Seeking peace, not walls, in Jerusalem
“My job here has me under call by the DGM of the ELCA as Assistant to the Director of Schools of the Evangelical Lutheran Church in Jordan and the Holy Land,” says Countess. “The schools serve about 2000 students, 40 percent are Muslim, 44 percent Eastern Greek Orthodox, 6 percent are Lutheran; the other 10 percent represent other Christian groups. We were the first schools to offer education to boys and girls and to Muslims and Christians alike.”
The chance to work in such a historic place is not lost on Sister Sylvia. “Every day I have the opportunity to work in this historic home of three major religions, and to see in those around me inspiring examples of faith and courage in the midst of difficult living conditions.”
Comprising 20 percent of the population of the Holy Land a century ago, Christian numbers have dropped alarmingly in recent years to a present 2 percent of total inhabitants. “The Occupation and economic problems caused by the Separation Wall (a large, controversial wall that runs through Jerusalem) are major factors for this emigration,” says Sister Sylvia. “Bishop Younan of the ELCJHL has called on fellow Christians here to be peacemakers and bridge builders.”

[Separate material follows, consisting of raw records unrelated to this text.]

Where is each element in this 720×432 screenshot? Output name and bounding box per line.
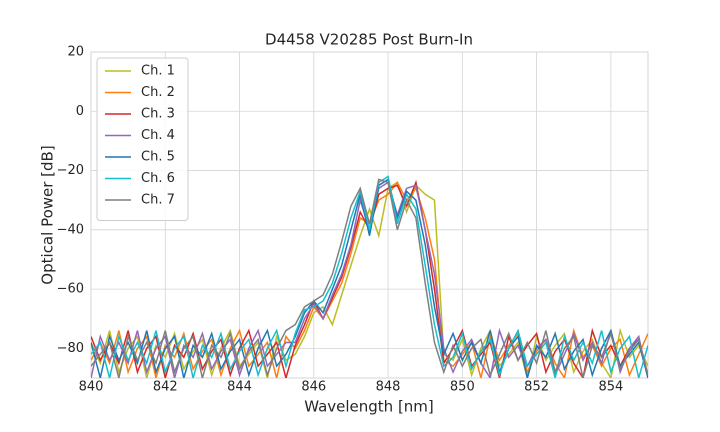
legend-label: Ch. 2 — [141, 85, 175, 100]
x-tick-label: 840 — [79, 380, 104, 395]
x-tick-label: 852 — [524, 380, 549, 395]
legend-label: Ch. 4 — [141, 128, 175, 143]
series-line — [91, 178, 648, 378]
legend-label: Ch. 6 — [141, 171, 175, 186]
x-axis-label: Wavelength [nm] — [304, 398, 434, 416]
legend-label: Ch. 5 — [141, 150, 175, 165]
x-tick-label: 846 — [301, 380, 326, 395]
x-tick-label: 844 — [227, 380, 252, 395]
y-tick-label: 0 — [76, 104, 84, 119]
legend-label: Ch. 1 — [141, 64, 175, 79]
y-tick-label: −60 — [57, 282, 84, 297]
series-line — [91, 178, 648, 378]
chart-title: D4458 V20285 Post Burn-In — [265, 31, 473, 49]
x-tick-label: 842 — [153, 380, 178, 395]
y-tick-label: −40 — [57, 222, 84, 237]
y-tick-label: −20 — [57, 163, 84, 178]
x-tick-label: 848 — [376, 380, 401, 395]
legend: Ch. 1 Ch. 2 Ch. 3 Ch. 4 Ch. 5 Ch. 6 Ch. 7 — [96, 57, 189, 221]
lines — [91, 175, 648, 378]
y-tick-label: 20 — [67, 45, 84, 60]
y-axis-label: Optical Power [dB] — [39, 145, 57, 284]
series-line — [91, 175, 648, 378]
legend-label: Ch. 7 — [141, 193, 175, 208]
plot-frame — [90, 51, 649, 379]
series-line — [91, 181, 648, 378]
x-tick-label: 850 — [450, 380, 475, 395]
x-tick-label: 854 — [598, 380, 623, 395]
legend-label: Ch. 3 — [141, 107, 175, 122]
legend-box — [96, 57, 189, 221]
y-tick-label: −80 — [57, 341, 84, 356]
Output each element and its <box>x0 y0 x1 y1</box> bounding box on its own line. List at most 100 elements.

Sister Sylvia is not the first Deaconess to serve in the area or with the schools. The original German Lutheran deaconesses from Kaiserswerth, Germany, came to serve as nurses in Augusta Victoria Hospital, on the very grounds where she now lives and to found one of the schools where Sister Sylvia works. “I feel humble and grateful to follow in their footsteps,” says Countess. “I am continually surprised by those who think that diaconal service is synonymous with doormat meekness and that deaconesses are women who couldn’t “make the grade” to become pastors. As those 19th century women who crossed oceans to serve as God’s agents proved, they lacked neither courage nor resourcefulness, and neither does the modern diaconate.”
One of “God’s commandos”
“When I first came here my sons were worried for my safety and security.” But her sons trusted their mom’s judgment and now jokingly refer to her as one of God’s commandos. “But there is pride and respect in the comment,” she adds.
By using her experience as a teacher, her training as a chaplain and her identity as a Deaconess, Sister Sylvia is helping tear down walls, both ideological and physical. “I think God always planned for me to do this work in this place at this time. I needed, however, the varied experiences of my life to prepare me.”